I glance over at the grandfather clock in the corner of the massive room crowded with people who are laughing and drinking and judging one and other. One more hour of this horseshit and I am free to go. My older cousin Robert will chaperone me, as my father is away on business and my mother is feeling a bit “under the weather.” Really, she loathes these social events as much as I do, but this is my last season before I will officially be declared a spinster. I cannot wait. There is great freedom in being an old maid—no husband to make demands, no children to discipline, no more balls to attend.
As I try not to fidget or tug at my cream-colored silk dress to relieve the pressure of the whalebone digging into my rib cage, I feel someone watching me from across the room.
Oh, glorious. Yet another man I will have to politely shoo away with an excuse about my worn-out feet. But when I look up, a stunning pair of blue, blue eyes meet mine, and I feel like the wind has been sucked from my lungs. I start to fall backward, unable to keep myself upright.

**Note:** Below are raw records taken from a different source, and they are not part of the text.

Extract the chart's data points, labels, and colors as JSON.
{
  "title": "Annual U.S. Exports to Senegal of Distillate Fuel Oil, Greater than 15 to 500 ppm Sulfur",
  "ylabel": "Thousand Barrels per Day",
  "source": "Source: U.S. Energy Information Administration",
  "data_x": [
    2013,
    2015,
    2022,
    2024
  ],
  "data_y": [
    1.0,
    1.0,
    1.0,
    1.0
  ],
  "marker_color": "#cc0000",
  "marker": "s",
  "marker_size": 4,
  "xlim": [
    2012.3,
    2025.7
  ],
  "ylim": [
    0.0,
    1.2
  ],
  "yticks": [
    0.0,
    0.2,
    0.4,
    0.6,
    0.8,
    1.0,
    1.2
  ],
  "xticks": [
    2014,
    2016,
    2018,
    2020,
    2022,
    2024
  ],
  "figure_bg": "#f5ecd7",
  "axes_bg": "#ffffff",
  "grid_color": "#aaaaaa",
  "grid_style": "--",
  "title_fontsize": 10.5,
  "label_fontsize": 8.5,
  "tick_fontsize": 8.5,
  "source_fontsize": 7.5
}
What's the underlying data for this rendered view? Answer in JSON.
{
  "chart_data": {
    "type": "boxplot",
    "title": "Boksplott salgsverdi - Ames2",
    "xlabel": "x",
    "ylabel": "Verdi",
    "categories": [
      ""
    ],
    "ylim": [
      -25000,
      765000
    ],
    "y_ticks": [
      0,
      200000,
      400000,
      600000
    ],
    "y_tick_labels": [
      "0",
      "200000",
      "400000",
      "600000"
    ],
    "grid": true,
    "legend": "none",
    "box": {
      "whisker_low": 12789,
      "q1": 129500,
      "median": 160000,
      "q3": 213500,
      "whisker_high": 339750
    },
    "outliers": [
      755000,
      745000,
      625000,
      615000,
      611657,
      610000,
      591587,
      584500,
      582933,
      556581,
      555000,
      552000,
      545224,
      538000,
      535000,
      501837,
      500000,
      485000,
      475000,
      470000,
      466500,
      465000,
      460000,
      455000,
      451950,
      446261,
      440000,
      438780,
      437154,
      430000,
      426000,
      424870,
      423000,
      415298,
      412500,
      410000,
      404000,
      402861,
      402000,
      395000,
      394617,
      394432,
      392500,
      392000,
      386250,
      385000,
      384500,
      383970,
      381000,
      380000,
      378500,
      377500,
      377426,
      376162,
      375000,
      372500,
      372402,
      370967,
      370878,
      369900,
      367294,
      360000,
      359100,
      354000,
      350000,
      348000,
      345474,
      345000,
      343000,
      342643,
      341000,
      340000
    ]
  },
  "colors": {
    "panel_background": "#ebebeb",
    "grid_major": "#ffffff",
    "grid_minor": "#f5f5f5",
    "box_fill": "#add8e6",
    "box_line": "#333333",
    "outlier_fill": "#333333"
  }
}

“Madam, are you unwell?” says a man to my side who had been chatting with my friend Lucinda about something trivial related to gardens.
I find my legs again and nod. “Yes, I am fine. My dress is a little tight.”
Lucinda, who is a petite-framed thing with golden locks—the exact opposite of me with my black hair and dark eyes—lets out a little laugh. “Evelyn, you really will go to any length to leave early. But I’m not having it. You made a promise to stay to the last dance.”
This is the point where I would normally begin begging her to leave, appealing to her love for me, as we’ve been lifelong friends, but this time I do not wish to go anywhere. At least, not with her.
I watch the stranger approach, weaving between an ocean of billowing ruffled skirts and men in black coats. He is a head taller than the rest and a thousand times more beautiful than any man I’ve ever laid eyes upon—shoulder-length sandy-blond hair, wide shoulders, and a pronounced jawline. The way he walks, with such confidence and ease, gives him an air of power. Or danger. I am unsure. Whatever the case, I cannot take my eyes away, and he cannot seem to remove his gaze from me.
I have seen him before. I know I have. Yet I cannot recall ever meeting him, and this was the sort of man no woman could ever forget.
The man finally reaches me and stares down, holding me in place with those stunning azure eyes.